Soft and Hard Boosts
Soft and hard boosts are quite common even in full priced games. Examples of games with soft boosts are any games that offer XP boosts, either by selling them directly to the player or through loot boxes purchased with real money (Activision's Destiny 2 and EA's Battlefield games come to mind). Resource packs a la Ubisoft's Assassin's Creed games is another example. The beauty of soft boosts is that theoretically you can just keep buying them forever, meaning that the upper limit of how much you can spend on a game is infinite.The purpose of a money game is to promote Boost sales. Boosts that have an instant one-time effect are "soft" Boosts. Those that stick around either forever or until they are converted to something else are "hard" Boosts. The $1 "un-defeat" button in PaD is a soft Boost, as are all of the power-ups sold in Candy Crush Saga. The obvious advantage of soft boosts is that you can keep selling them as long as the player stays in the money game.
"Hard" Boosts include things like the random rare creatures that are sold in PaD for $5 each. Having these in your stable effectively lowers the difficulty of the game enough to allow you to get a little bit further with each purchase. A technique that is very popular in Asian games with hard Boosts (PaD included) is to allow hard Boosts to be "merged" to allow for even bigger hard Boosts. This makes the math involved in figuring out exactly how expensive a very high quality hard Boost will be, daunting. It may even be completely invisible to the consumer due to the various drop %s being hidden. Thus the best hard Boosts in these games typically cost thousands of dollars, a fact that is hidden to the user until they are already invested for at least a few hundred dollars. This puts the consumer in the difficult position of giving up and losing the equity already purchased, or going "all the way" and spending some unknown large amount to get the top Boost. Some of these techniques, sometimes called "kompu gacha", are already facing regulation in Asia due to their excessive layering and lack of transparency. [In early 2017 China made it illegal to charge for any gacha drop unless the odds of winning each and all items in the gacha are clearly posted]
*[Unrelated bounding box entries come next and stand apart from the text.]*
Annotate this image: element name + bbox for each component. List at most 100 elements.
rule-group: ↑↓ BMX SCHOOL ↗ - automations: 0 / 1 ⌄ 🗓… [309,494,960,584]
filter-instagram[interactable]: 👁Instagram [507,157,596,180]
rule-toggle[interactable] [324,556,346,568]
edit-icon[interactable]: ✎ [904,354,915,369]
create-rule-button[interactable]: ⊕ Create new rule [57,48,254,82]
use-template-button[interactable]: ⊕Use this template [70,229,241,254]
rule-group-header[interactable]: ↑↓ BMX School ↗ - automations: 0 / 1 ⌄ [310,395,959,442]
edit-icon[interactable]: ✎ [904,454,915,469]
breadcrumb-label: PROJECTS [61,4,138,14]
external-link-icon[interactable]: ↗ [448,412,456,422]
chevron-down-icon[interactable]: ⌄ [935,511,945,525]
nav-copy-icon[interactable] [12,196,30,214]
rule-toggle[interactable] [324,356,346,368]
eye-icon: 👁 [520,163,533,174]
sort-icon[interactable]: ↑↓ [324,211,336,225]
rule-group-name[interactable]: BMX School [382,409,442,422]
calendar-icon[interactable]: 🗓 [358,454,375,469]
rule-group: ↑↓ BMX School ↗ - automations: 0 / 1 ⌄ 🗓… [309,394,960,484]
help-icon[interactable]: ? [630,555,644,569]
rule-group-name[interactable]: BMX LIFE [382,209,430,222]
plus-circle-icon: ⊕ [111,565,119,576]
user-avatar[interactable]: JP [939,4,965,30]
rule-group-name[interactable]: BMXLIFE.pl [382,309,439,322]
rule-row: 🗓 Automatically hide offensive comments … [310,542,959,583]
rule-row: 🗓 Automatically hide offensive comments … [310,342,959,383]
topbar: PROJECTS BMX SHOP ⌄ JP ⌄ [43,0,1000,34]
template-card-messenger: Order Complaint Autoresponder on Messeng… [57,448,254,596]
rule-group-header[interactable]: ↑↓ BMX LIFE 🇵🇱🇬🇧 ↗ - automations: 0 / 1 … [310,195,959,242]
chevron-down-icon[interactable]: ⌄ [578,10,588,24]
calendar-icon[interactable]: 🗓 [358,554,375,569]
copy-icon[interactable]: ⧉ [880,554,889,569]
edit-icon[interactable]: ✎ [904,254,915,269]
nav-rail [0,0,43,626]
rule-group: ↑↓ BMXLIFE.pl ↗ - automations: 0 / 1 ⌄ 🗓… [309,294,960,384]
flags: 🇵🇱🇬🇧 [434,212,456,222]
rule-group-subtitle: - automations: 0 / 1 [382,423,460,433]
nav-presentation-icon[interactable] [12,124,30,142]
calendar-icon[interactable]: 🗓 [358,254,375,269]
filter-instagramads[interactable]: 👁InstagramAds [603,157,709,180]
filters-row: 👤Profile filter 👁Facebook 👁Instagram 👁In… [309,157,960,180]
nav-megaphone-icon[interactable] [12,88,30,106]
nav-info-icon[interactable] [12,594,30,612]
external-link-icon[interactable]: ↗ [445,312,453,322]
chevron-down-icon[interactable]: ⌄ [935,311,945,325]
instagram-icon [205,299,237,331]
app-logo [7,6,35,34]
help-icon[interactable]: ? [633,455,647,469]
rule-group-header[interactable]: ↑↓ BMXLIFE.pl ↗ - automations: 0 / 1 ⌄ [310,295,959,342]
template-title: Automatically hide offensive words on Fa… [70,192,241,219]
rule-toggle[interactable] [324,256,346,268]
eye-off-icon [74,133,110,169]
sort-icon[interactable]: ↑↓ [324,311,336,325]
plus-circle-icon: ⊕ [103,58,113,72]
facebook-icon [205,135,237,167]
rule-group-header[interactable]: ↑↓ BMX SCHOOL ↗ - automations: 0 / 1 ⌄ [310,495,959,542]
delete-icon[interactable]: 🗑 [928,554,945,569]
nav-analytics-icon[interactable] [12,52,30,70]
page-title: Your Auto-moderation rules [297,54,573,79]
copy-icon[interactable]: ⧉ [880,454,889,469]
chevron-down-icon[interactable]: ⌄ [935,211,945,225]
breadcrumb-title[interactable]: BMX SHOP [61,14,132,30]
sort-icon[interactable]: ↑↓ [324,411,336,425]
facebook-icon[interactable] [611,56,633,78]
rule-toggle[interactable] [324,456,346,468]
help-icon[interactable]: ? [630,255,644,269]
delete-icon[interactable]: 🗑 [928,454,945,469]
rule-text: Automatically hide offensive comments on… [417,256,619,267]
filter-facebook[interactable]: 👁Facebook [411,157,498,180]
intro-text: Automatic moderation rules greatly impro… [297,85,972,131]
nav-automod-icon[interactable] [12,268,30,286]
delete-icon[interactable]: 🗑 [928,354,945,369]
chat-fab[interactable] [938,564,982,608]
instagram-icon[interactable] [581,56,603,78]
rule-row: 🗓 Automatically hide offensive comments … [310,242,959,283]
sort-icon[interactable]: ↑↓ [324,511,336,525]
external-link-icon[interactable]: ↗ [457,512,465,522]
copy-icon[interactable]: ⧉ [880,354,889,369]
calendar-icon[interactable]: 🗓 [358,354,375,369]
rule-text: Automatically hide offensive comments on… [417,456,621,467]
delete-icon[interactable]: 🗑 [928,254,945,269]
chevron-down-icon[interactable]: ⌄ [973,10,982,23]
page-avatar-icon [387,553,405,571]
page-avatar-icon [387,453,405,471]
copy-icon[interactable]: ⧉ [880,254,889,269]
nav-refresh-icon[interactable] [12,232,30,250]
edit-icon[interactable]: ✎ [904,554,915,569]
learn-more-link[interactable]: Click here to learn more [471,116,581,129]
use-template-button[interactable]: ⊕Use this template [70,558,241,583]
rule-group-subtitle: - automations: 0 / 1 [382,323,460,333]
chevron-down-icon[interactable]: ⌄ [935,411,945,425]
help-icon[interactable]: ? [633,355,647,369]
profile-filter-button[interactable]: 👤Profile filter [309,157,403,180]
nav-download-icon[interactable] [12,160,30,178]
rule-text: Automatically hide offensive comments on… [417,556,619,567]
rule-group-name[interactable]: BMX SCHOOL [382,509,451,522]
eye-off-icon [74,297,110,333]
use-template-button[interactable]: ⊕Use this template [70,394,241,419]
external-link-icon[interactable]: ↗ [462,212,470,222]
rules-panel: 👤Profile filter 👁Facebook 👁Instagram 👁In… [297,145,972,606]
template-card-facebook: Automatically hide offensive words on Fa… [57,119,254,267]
Examples of full price games with hard boosts are games that offer improved equipment for real money directly or in loot boxes. Special guns in Sony's The Last of Us multiplayer mode and special armors with unique abilities in Activision's Destiny 2 loot boxes come to mind. Another example would be permanent XP boosts, as in Ubisoft's Assassin's Creed Odyssey.
Ante games
As described in detail in my How "Pay to Win" Works paper, the key to these games is to start off with the appearance of a skill game and then shift to a multiplayer money game that I call an "Ante" game. The game could proceed as a skill game but never does since once one player spends enough money it becomes a money game. At some point players keep raising their antes, hoping that the other players will fold. The "winner" (and loser) is the player that puts in the largest ante. It is not unusual for winning antes to be over $5000
The target audience here tends to be non-hardcore competitive gamers who need the self esteem boost that comes with winning a skill game, and who for whatever reason never recognize the game as a money game
Games that are just a battle of who will spend the most seem quite rare among full-priced games. Arguably EA's FIFA Ultimate Team belongs here, but I can't think of any others
-
-
-
-
-
-
-
-
So, I hope this article and this thread will help us all identify the specific mechanisms used by game designers to make you spend more on games. Feel free to discuss what specific games (full price or mid-price or F2P) contain the specific tricks outlined here. Feel free to discuss the implications of these tricks being used for the reasons they are used (according to a monetization expert himself). Is it deceptive and/or exploitative and/or predatory? Or nah? An interesting point is the admission (from someone in the business himself) that these games are specifically suitable at targeting people yet too young to have fully developed brains. Another thing that strikes me is how many of these monetization tricks that in 2012 were considered strictly for F2P games have been lifted whole-sale to AAA titles. I don't think many of us expected it back then, but maybe we should have?